Dataset Open Access
We prepared a dataset basing on histopathological images freely available on-line (http://www.enjoypath.com/). We selected 16 patients (patient IDs: 272, 274, 283, 289, 290, 291, 292, 295, 297, 298, 299). Each histopathological image represents a bone marrow biopsy. Diagnoses of the chosen cases were associated with different kinds of cancer (e.g., lymphoma, leukemia) or anemia. All original images were taken using HE, 40×, and each image was of size 336 × 448.

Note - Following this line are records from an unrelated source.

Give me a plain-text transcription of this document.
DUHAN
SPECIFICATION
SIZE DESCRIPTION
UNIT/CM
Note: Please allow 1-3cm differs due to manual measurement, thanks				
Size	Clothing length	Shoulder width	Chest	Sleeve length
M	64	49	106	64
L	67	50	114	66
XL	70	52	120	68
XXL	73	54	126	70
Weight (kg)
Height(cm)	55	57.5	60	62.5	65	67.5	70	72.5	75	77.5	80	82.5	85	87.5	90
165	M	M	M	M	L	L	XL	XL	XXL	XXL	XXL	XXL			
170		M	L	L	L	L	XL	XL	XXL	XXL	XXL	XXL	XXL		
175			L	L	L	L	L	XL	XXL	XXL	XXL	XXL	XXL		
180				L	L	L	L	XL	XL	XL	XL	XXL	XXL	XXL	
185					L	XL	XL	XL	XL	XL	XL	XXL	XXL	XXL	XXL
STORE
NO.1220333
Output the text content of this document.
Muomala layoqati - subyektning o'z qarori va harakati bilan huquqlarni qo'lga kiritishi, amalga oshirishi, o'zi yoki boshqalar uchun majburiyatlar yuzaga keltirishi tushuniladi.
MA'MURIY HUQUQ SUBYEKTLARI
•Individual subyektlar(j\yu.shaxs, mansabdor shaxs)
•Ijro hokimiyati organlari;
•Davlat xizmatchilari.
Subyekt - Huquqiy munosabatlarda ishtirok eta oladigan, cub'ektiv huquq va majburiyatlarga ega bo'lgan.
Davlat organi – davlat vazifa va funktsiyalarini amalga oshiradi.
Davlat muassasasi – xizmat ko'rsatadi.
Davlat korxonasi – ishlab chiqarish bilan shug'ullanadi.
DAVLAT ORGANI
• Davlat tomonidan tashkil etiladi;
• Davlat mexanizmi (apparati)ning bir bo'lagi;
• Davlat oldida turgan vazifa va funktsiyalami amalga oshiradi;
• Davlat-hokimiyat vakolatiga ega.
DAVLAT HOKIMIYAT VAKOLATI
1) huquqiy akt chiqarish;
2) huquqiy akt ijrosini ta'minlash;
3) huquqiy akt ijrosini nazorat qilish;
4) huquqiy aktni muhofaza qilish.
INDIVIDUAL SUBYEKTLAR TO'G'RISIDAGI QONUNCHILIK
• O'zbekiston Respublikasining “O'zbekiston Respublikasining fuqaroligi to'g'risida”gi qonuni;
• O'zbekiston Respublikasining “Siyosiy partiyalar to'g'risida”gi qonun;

The original RGB representation was transformed to gray scale. Further, we divided each image into small patches of size 28 × 28. Eventually, we picked 10 patients for training, 3 patients for validation and 3 patients for testing, which resulted in 6,800 training images, 2,000 validation images and 2,000 test images. The selection of patients was performed in such a fashion that each dataset contained representative images with different diagnoses and amount of fat.
Since the small patches resemble a widely-used benchmark in machine learning/AI community called MNIST, the dataset is referred to as HistMNIST.
The dataset was used to train deep generative models (VAEs):
Tomczak, J. M., & Welling, M. (2016). Improving variational auto-encoders using householder flow. arXiv preprint arXiv:1611.09630.